April website column: Practicing Congregation

As I hope you know, I do an extended essay at the Hearts & Minds website each month, a column which reviews a particular book or two, or sometimes lists a batch. After some hopefully helpful words on our struggle as booksellers to be both committed to the local church and be known for selling books that are not often available in many other Christian bookstores, we summarized our broad interests in various aspects of God’s Kingdom. We want to be known for selling books that relate faith and all of life—that would be our Kingdom vision, Christian worldview, whole-life discipleship, rejection of neo-Platonic dualism, culture-is-not-optional, Christian faith is wide-as-life perspective talkin’ here—but we also, it seems hardly necessary to say, stock books about the church.*
This month, we list seven of the best new crop of books about congregational life.
We love the church. We sell books about church life, worship, pastoral care, Christian education and all that parish management, body-life, local congregational stuff. We most often review books about culture, philosophy, social change or spiritual formation, so we thought it high-time to post on some new books about nurturing vibrant congregations. Read it here.
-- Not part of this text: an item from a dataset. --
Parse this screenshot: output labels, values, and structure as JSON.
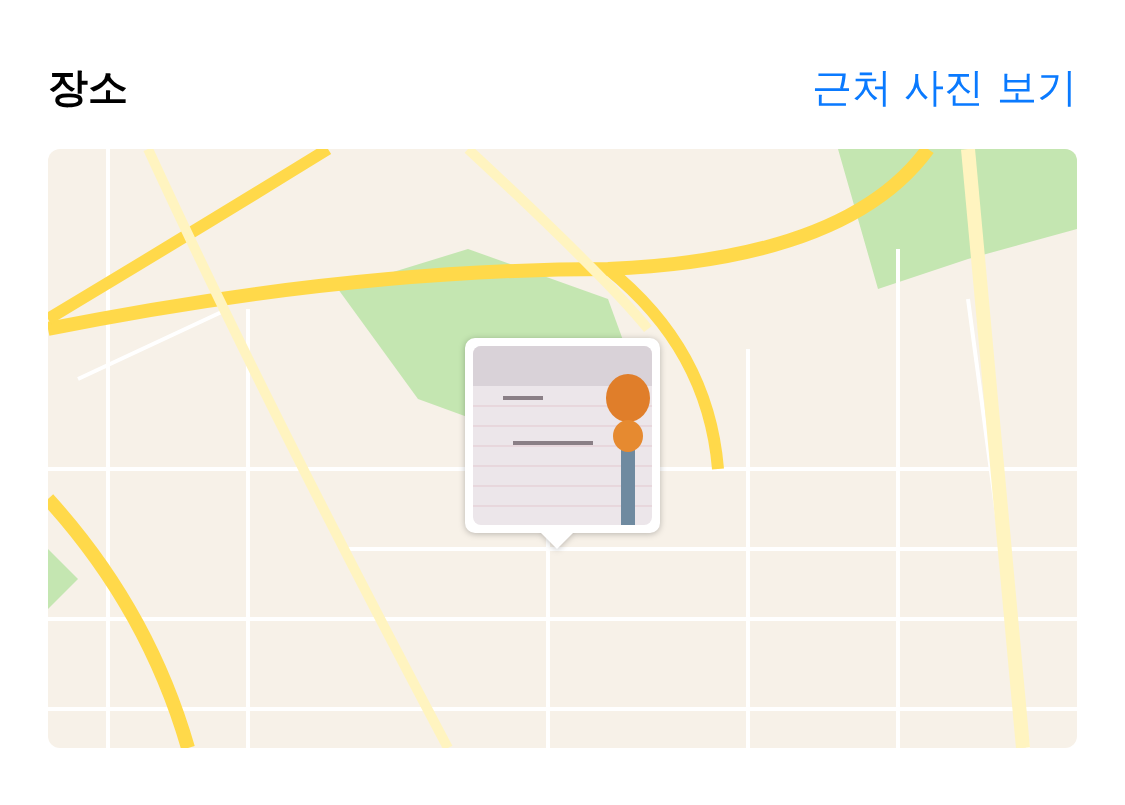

*There is conversation over at Comment about whether this cosmic worldview stuff—the legacy of Dutch theologian, Abraham Kuyper, and the movement surrounding the work of Dutch philosopher Herman Dooyeweerd, now sometimes called neo-Calvinism—in its passion to raise a Godly witness in and for the world, neglects the church, or is somehow uninvolved in church. Please note that my April column was written before Mr. Knauss posted his blistering critique, although my ramblings may seem a response to his concern. I do not know if he is correct, really, but I believe that in principle, the neo-Calvinist worldview is thoroughly commited to solid worship, vibrant church life, good preaching, and caring congregational community. Those that introduced me to this tradition (from the late Francis Schaeffer and Peter Steen, to Al Wolters and Jim Skillen) certainly were/are active in their churches and hold the local body in high regard. Many of us who promote the Lordship of Christ in culture do so in our churches, since we are believe that church revival is essential for cultural reformation.